One solution is just to call out this situation in the documentation as artificial precision, and say the analysis must be conducted in a different way. Such low density opportunities must either be ignored or removed as inconsequential, or represented as points in their actual locations for such high resolution analysis to even be meaningful.

Another solution that we have considered several times to just store/load fractional densities without rounding, especially considering that the in-memory data structure is already double precision floating point. There are a few problems with this:

So there is some research to be done on whether storing floating point data to handle these few special cases makes all other files significantly larger (with an effect on response times and bandwidth requirements).

A common way of handling quantization noise is dithering, but this has the problem of only probabilistically matching the total number of opportunities which is quite a compromise to handle an edge case. We'd need a custom quantity-preserving dithering algorithm.

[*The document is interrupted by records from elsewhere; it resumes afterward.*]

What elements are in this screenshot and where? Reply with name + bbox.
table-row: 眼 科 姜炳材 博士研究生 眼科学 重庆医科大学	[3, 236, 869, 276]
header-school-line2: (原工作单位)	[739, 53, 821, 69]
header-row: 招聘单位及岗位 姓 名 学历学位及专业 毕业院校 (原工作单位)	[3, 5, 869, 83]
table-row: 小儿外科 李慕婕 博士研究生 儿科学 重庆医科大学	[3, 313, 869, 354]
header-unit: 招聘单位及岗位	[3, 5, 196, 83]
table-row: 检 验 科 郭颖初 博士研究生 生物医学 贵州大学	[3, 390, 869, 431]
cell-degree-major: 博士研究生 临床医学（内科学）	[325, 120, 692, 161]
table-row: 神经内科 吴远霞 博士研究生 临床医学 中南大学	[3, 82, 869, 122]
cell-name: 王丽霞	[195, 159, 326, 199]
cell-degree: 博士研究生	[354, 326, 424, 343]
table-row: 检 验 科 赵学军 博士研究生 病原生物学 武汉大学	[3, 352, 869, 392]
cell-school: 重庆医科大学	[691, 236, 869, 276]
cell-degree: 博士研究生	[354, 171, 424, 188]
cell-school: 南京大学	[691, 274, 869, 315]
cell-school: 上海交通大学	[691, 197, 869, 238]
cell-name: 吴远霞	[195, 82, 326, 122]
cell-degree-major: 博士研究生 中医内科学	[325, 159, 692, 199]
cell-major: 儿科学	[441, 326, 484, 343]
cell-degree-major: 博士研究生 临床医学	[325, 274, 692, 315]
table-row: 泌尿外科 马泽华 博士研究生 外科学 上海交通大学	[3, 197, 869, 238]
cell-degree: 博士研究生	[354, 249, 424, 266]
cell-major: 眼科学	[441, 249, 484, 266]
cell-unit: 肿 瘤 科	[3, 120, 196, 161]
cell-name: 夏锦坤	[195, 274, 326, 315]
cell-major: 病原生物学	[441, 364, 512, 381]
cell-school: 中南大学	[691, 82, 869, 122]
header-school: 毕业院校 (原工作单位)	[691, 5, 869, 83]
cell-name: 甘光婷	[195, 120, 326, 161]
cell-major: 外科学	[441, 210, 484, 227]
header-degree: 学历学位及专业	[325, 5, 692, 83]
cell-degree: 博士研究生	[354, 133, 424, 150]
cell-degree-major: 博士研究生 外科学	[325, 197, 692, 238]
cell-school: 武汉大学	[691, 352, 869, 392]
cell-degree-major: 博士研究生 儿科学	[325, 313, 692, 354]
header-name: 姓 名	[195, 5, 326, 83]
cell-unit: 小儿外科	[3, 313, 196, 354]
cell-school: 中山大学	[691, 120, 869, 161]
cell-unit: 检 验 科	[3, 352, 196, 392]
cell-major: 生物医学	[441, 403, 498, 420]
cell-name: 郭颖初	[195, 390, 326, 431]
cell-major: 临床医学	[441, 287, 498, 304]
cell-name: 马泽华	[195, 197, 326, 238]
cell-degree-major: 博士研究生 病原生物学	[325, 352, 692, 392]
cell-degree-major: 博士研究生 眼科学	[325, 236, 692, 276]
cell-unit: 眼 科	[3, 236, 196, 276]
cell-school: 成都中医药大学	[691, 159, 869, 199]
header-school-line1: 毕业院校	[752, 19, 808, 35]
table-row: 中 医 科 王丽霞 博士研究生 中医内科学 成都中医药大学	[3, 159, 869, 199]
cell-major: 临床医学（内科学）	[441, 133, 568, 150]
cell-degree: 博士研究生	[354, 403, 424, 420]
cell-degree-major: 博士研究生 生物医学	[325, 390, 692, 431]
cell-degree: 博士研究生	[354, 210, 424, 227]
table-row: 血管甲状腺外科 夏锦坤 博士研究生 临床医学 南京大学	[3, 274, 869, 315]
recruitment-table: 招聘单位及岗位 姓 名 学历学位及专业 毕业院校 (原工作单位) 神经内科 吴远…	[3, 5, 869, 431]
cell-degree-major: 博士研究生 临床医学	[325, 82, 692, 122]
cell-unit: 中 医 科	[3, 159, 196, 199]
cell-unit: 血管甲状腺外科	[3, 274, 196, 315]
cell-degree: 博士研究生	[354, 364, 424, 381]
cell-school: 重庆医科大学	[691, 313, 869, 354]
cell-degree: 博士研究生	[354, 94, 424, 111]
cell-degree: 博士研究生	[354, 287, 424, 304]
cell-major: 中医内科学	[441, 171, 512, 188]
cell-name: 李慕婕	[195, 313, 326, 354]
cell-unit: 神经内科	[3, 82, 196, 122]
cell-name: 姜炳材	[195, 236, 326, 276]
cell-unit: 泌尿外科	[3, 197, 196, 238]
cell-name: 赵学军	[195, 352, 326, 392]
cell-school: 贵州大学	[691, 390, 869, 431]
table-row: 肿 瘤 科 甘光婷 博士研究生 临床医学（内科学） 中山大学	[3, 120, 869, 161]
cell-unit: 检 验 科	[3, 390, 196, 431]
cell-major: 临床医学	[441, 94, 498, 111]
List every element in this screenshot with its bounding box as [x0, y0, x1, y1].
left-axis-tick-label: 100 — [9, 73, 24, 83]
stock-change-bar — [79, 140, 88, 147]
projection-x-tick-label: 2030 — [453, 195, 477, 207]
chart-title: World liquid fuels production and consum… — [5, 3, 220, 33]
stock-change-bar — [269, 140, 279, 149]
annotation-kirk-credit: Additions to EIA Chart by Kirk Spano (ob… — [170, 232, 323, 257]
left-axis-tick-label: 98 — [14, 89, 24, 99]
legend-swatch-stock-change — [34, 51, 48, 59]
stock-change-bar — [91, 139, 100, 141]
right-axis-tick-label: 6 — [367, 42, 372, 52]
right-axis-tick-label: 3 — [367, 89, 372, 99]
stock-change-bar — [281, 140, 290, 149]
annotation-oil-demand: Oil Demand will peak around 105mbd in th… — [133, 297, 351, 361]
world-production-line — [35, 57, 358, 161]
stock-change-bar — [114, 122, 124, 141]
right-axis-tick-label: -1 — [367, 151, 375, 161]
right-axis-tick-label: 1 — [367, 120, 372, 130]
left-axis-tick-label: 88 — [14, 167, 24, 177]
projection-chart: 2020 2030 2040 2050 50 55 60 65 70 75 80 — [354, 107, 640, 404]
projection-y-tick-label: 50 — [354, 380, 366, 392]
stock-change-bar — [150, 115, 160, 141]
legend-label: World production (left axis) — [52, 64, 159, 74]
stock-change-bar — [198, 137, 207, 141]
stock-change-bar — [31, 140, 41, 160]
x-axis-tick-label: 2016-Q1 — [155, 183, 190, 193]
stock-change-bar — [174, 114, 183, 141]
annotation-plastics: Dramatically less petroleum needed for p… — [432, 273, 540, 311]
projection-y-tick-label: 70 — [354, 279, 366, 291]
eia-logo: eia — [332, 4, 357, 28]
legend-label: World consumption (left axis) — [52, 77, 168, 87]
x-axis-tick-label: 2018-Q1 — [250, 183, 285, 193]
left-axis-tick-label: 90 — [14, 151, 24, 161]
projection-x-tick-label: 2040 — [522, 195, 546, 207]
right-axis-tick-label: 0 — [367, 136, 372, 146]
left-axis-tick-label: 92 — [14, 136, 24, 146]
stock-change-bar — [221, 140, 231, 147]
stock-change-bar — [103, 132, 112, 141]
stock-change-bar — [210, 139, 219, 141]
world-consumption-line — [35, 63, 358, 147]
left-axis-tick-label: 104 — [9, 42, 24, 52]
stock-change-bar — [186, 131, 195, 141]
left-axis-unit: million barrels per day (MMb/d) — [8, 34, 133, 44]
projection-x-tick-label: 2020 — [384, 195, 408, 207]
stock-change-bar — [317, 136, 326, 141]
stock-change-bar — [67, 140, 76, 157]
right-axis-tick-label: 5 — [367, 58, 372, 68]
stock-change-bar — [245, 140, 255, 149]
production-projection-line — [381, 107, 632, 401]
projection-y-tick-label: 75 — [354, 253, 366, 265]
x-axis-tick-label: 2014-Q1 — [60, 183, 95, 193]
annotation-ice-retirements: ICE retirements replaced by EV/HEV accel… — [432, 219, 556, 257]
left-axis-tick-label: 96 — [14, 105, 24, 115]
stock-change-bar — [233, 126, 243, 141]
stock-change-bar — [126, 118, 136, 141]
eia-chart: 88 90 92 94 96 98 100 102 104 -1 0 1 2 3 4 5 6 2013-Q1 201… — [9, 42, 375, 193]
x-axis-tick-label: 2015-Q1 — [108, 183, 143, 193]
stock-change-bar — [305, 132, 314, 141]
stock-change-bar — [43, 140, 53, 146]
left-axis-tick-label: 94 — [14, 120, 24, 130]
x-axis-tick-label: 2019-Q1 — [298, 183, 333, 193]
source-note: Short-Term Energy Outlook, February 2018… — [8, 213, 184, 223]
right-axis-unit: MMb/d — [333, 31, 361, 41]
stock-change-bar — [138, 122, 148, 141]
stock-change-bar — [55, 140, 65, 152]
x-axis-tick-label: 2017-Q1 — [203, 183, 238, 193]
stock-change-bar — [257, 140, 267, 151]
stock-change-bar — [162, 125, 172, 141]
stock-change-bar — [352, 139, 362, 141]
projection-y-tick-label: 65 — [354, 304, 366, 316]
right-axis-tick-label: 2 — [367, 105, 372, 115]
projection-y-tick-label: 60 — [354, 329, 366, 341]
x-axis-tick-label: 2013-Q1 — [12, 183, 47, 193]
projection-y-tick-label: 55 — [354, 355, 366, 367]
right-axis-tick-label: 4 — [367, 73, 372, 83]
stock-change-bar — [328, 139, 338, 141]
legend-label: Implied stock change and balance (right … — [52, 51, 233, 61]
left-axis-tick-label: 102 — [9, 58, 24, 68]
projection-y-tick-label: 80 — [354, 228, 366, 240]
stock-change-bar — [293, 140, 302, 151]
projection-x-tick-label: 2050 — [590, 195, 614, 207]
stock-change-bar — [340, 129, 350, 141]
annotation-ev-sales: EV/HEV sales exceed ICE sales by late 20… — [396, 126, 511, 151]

We could also apply the quantization during rasterization of the individual polygons rather than while saving the grid as a whole. This would give more options for an alternate code path where the average density was less than 1 or 2.

abyrd commented 2 years ago

A decent ad hoc solution is to treat values that will round to zero differently, and set them to 1 or 0 probabilistically. This trades off exact conservation of the total count against spatial bias in only very low density cases. This will still produce vertical banding for values in the range [0.5, 1), but with vertical bands of zero-density gaps rather than vertical bands of opportunities. Treating all values less than one probabilistically removes (visible) banding entirely.

image image

The non-deterministic non-conservation of opportunity counts will cause existing tests to fail randomly though, so this is not ready for use.